— Ты напугал меня до чёртиков, Джона! Я забыла, что ты здесь. Я думала, моя кофемашина ожила!
И почему я кричала? Было слишком рано для криков.
Он откашлялся, и у него хватило здравого смысла выглядеть смущённым.
— Да, эм, извини, я понятия не имел, что это будет так громко. Эта штука похожа на промышленную угрозу.
Я шмыгнула носом, не уверенная, оскорбляет он меня или нет.
— Кофе очень важен для меня.
Его губы дрогнули, но он оставался серьёзным.
— Для меня тоже, — после неловкой паузы он повторил. — Я надеюсь, ты не возражаешь.
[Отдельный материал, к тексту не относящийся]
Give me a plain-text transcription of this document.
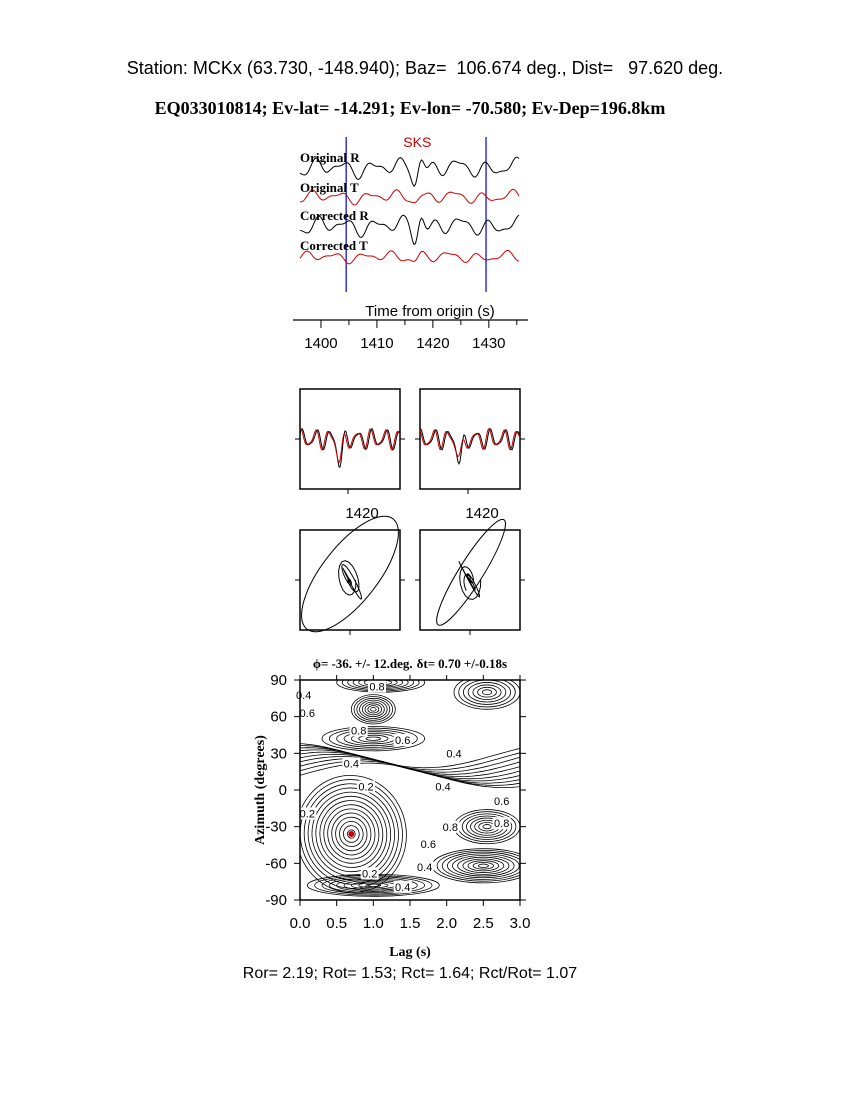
Station: MCKx (63.730, -148.940); Baz=  106.674 deg., Dist=   97.620 deg.
EQ033010814; Ev-lat= -14.291; Ev-lon= -70.580; Ev-Dep=196.8km
SKS
Original R
Original T
Corrected R
Corrected T
Time from origin (s)
1400 1410 1420 1430
1420	1420
ϕ= -36. +/- 12.deg. δt= 0.70 +/-0.18s
0.8
0.4
0.6
0.8
0.6
0.4
0.4
0.2	0.4
0.6
0.2
0.8	0.8
0.6
0.4
0.2
0.4
0.0 0.5 1.0 1.5 2.0 2.5 3.0
90
60
30
0
-30
-60
-90
Lag (s)
Azimuth (degrees)
Ror= 2.19; Rot= 1.53; Rct= 1.64; Rct/Rot= 1.07
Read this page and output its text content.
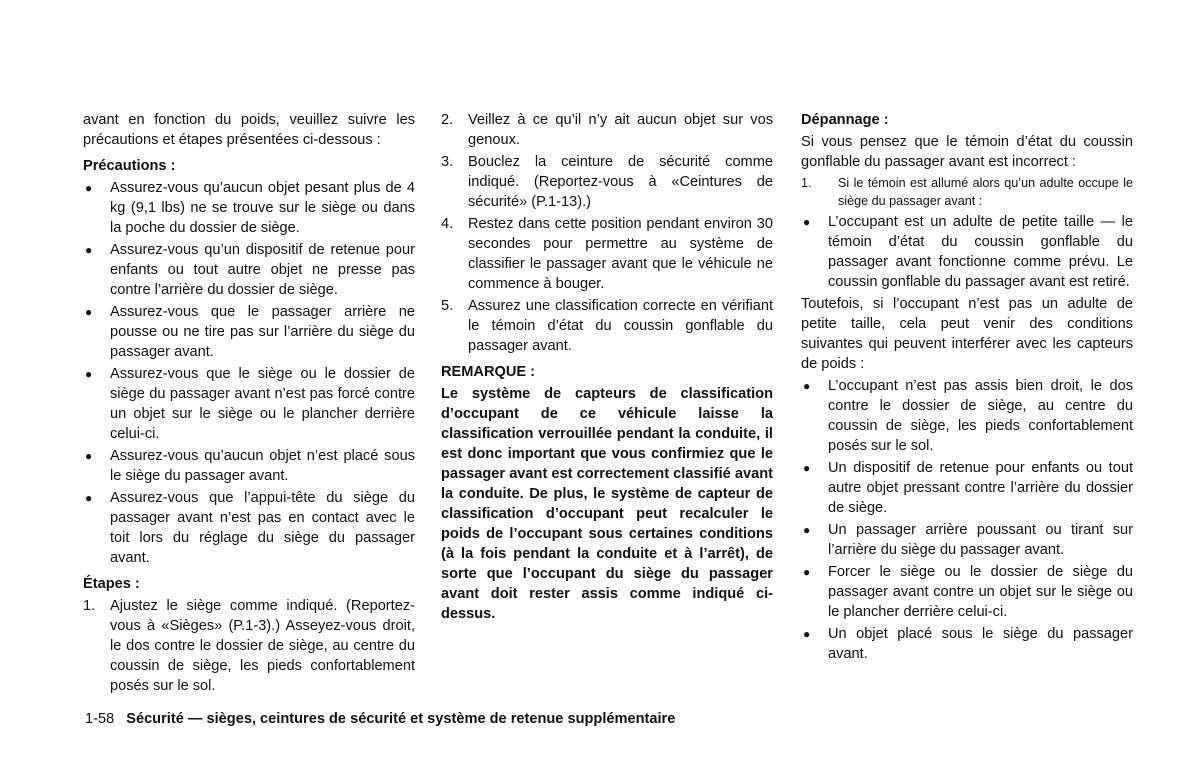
avant en fonction du poids, veuillez suivre les précautions et étapes présentées ci-dessous :

Précautions :

●	Assurez-vous qu’aucun objet pesant plus de 4 kg (9,1 lbs) ne se trouve sur le siège ou dans la poche du dossier de siège.
●	Assurez-vous qu’un dispositif de retenue pour enfants ou tout autre objet ne presse pas contre l’arrière du dossier de siège.
●	Assurez-vous que le passager arrière ne pousse ou ne tire pas sur l’arrière du siège du passager avant.
●	Assurez-vous que le siège ou le dossier de siège du passager avant n’est pas forcé contre un objet sur le siège ou le plancher derrière celui-ci.
●	Assurez-vous qu’aucun objet n’est placé sous le siège du passager avant.
●	Assurez-vous que l’appui-tête du siège du passager avant n’est pas en contact avec le toit lors du réglage du siège du passager avant.

Étapes :

1.	Ajustez le siège comme indiqué. (Reportez-vous à «Sièges» (P.1-3).) Asseyez-vous droit, le dos contre le dossier de siège, au centre du coussin de siège, les pieds confortablement posés sur le sol.
2.	Veillez à ce qu’il n’y ait aucun objet sur vos genoux.
3.	Bouclez la ceinture de sécurité comme indiqué. (Reportez-vous à «Ceintures de sécurité» (P.1-13).)
4.	Restez dans cette position pendant environ 30 secondes pour permettre au système de classifier le passager avant que le véhicule ne commence à bouger.
5.	Assurez une classification correcte en vérifiant le témoin d’état du coussin gonflable du passager avant.

REMARQUE :

Le système de capteurs de classification d’occupant de ce véhicule laisse la classification verrouillée pendant la conduite, il est donc important que vous confirmiez que le passager avant est correctement classifié avant la conduite. De plus, le système de capteur de classification d’occupant peut recalculer le poids de l’occupant sous certaines conditions (à la fois pendant la conduite et à l’arrêt), de sorte que l’occupant du siège du passager avant doit rester assis comme indiqué ci-dessus.

Dépannage :

Si vous pensez que le témoin d’état du coussin gonflable du passager avant est incorrect :

1.	Si le témoin est allumé alors qu’un adulte occupe le siège du passager avant :
●	L’occupant est un adulte de petite taille — le témoin d’état du coussin gonflable du passager avant fonctionne comme prévu. Le coussin gonflable du passager avant est retiré.

Toutefois, si l’occupant n’est pas un adulte de petite taille, cela peut venir des conditions suivantes qui peuvent interférer avec les capteurs de poids :

●	L’occupant n’est pas assis bien droit, le dos contre le dossier de siège, au centre du coussin de siège, les pieds confortablement posés sur le sol.
●	Un dispositif de retenue pour enfants ou tout autre objet pressant contre l’arrière du dossier de siège.
●	Un passager arrière poussant ou tirant sur l’arrière du siège du passager avant.
●	Forcer le siège ou le dossier de siège du passager avant contre un objet sur le siège ou le plancher derrière celui-ci.
●	Un objet placé sous le siège du passager avant.
1-58 Sécurité — sièges, ceintures de sécurité et système de retenue supplémentaire
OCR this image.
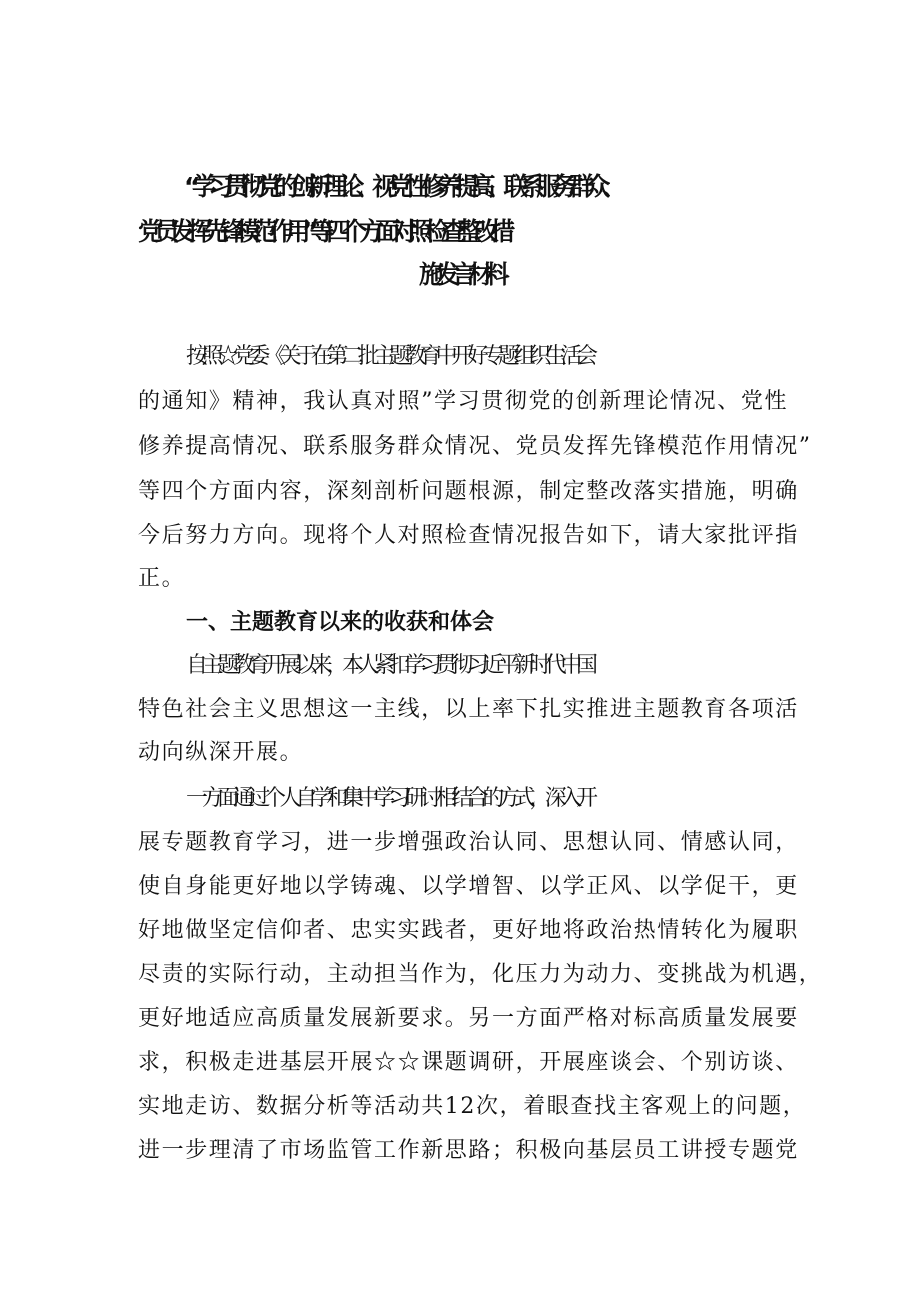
“学习贯彻党的创新理论、视党性修养提高、联系服务群众、
党员发挥先锋模范作用”等四个方面对照检查整改措
施发言材料
按照☆党委《关于在第二批主题教育中开好专题组织生活会
的通知》精神，我认真对照”学习贯彻党的创新理论情况、党性
修养提高情况、联系服务群众情况、党员发挥先锋模范作用情况”
等四个方面内容，深刻剖析问题根源，制定整改落实措施，明确
今后努力方向。现将个人对照检查情况报告如下，请大家批评指
正。
一、主题教育以来的收获和体会
自主题教育开展以来，本人紧扣学习贯彻习近平新时代中国
特色社会主义思想这一主线，以上率下扎实推进主题教育各项活
动向纵深开展。
一方面通过个人自学和集中学习研讨相结合的方式，深入开
展专题教育学习，进一步增强政治认同、思想认同、情感认同，
使自身能更好地以学铸魂、以学增智、以学正风、以学促干，更
好地做坚定信仰者、忠实实践者，更好地将政治热情转化为履职
尽责的实际行动，主动担当作为，化压力为动力、变挑战为机遇，
更好地适应高质量发展新要求。另一方面严格对标高质量发展要
求，积极走进基层开展☆☆课题调研，开展座谈会、个别访谈、
实地走访、数据分析等活动共12次，着眼查找主客观上的问题，
进一步理清了市场监管工作新思路；积极向基层员工讲授专题党
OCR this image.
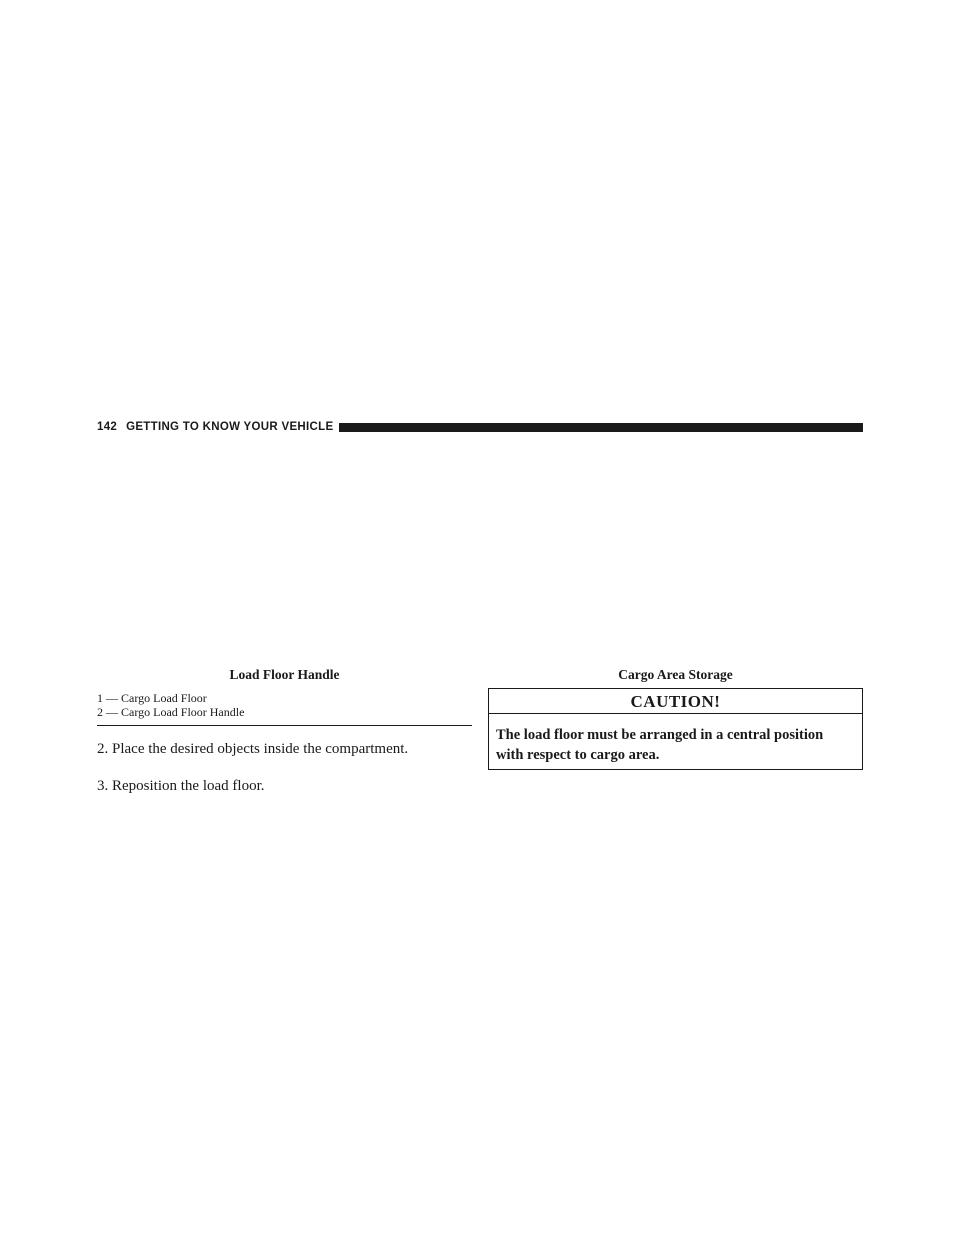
142 GETTING TO KNOW YOUR VEHICLE
Load Floor Handle	Cargo Area Storage
1 — Cargo Load Floor
2 — Cargo Load Floor Handle

2. Place the desired objects inside the compartment.

3. Reposition the load floor.

CAUTION!
The load floor must be arranged in a central position
with respect to cargo area.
Я посмотрел инструкции в Интернете...
— Ты можешь погуглить инструкции к кофемашине, но не можешь сам доехать домой?
Его смущённое выражение усугубилось. Я была почти уверена, что его щёки покраснели.
— Ладно, правда в том, что я ухожу. И я не хотел останавливаться. И эта штука выглядела... как будто из неё могло получиться что-то хорошее. Не злись.
Я закатила глаза.
— Потребовалось бы гораздо больше, чем приготовление кофе утром, чтобы разозлить меня на тебя.
Дрожь пробежала по мне, и я поняла, как сильно мне хотелось в туалет. Я указала в сторону кухни.
— Действуй и угощайся чем угодно. Думаю, в кладовке есть овсянка. Я сейчас вернусь.
Благополучно вернувшись в свою комнату, я поняла сразу несколько вещей. Во-первых, на мне не было лифчика. Одеяло было обернуто вокруг моих плеч, но прилегало ли оно плотно? Во-вторых, моё дыхание было ужасным, как камень. Не стоило пропускать чистку вчера вечером. И в третьих... Я выглядела как клоун из цирка, который каждую ночь выступал в аду. О, боже мой, я не смыла макияж прошлой ночью. И не уложила мои волосы наверх!
Что ж, это объясняло его выражение полнейшего ужаса.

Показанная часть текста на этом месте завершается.